Cassy schüttelte den Kopf. "Nein, das tun wir nicht", meinte sie. Verwundert sah ich sie an. Was ging in ihrem Kopf vor und warum hatte sie zuvor, als wir den Kindergarten verlassen hatten, gekichert? Meine Angebetete erhob sich vom Sofa. "Das ist eine riesen Chance für mich, Leila!" Ich verstand nicht genau, was sie meinte. Sie grinste. "Ich habe die Möglichkeit, die Karriere von diesem Arsch zu zerstören. Und ich werde ihn bluten lassen", sprach sie diabolisch. Mir wurde heiß im Genick. "Ähm... Cassy. Meinst du, du willst ihn erpressen?" 

Sie schüttelte den Kopf. "Nein, nicht doch! Naja... vielleicht doch, ein bisschen." Ich zog die Augenbrauen hoch. Cassy seufzte. "Hör mal, Zuckerstück. Ich hab ihn ein perverses Schwein genannt und gesagt, dass ich kündige und das vor zwei Kolleginnen. Das war's. Meinen Job dort bekomme ich sicher nicht wieder, auch wenn ich ihn verklage. Ich habe von mir aus gekündigt."

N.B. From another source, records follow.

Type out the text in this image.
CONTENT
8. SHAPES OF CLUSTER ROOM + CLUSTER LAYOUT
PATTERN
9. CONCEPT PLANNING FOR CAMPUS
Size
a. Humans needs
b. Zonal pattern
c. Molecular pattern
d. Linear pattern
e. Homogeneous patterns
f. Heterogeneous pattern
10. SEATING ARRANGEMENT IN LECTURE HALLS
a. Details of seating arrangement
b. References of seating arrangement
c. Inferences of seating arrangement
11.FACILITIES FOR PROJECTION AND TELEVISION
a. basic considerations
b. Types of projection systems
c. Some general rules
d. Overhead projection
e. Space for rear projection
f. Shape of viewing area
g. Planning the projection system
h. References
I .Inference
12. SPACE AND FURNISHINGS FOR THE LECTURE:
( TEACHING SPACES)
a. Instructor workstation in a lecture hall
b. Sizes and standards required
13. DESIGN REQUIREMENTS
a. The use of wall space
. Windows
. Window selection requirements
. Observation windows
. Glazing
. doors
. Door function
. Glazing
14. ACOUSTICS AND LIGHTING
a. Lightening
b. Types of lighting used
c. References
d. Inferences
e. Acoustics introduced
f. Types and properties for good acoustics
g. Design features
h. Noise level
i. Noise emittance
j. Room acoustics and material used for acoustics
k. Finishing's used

Nun war sie diejenige, die im Raum auf und ab ging. "Aber wenn ich von einer Anzeige absähe, und ihm ein Angebot machte, bei dem er mir  etwas entgegen kommen müsste, kann bestünde die Möglichkeit..." Oje, dieser Konjunktiv gefiel mir gar nicht. "... es so zu drehen, als hätte er mich gekündigt  - natürlich nur auf dem Papier - und dann habe ich Anspruch auf eine nette Abfindung, die in diesem Fall wohl etwas höher als gewöhnlich ausfallen wird, da sich Herr Weber auch von seinen Sünden freikaufen muss. Und wem, wenn nicht dem Leiter eines Kindergartens, liegt sein Seelenheil so sehr am Herzen? Nur um der Kinder willen, natürlich." Sie streckte die Zunge raus und zwinkerte mir zu. Was für ein gewieftes, hinterhältiges Biest sie doch sein konnte.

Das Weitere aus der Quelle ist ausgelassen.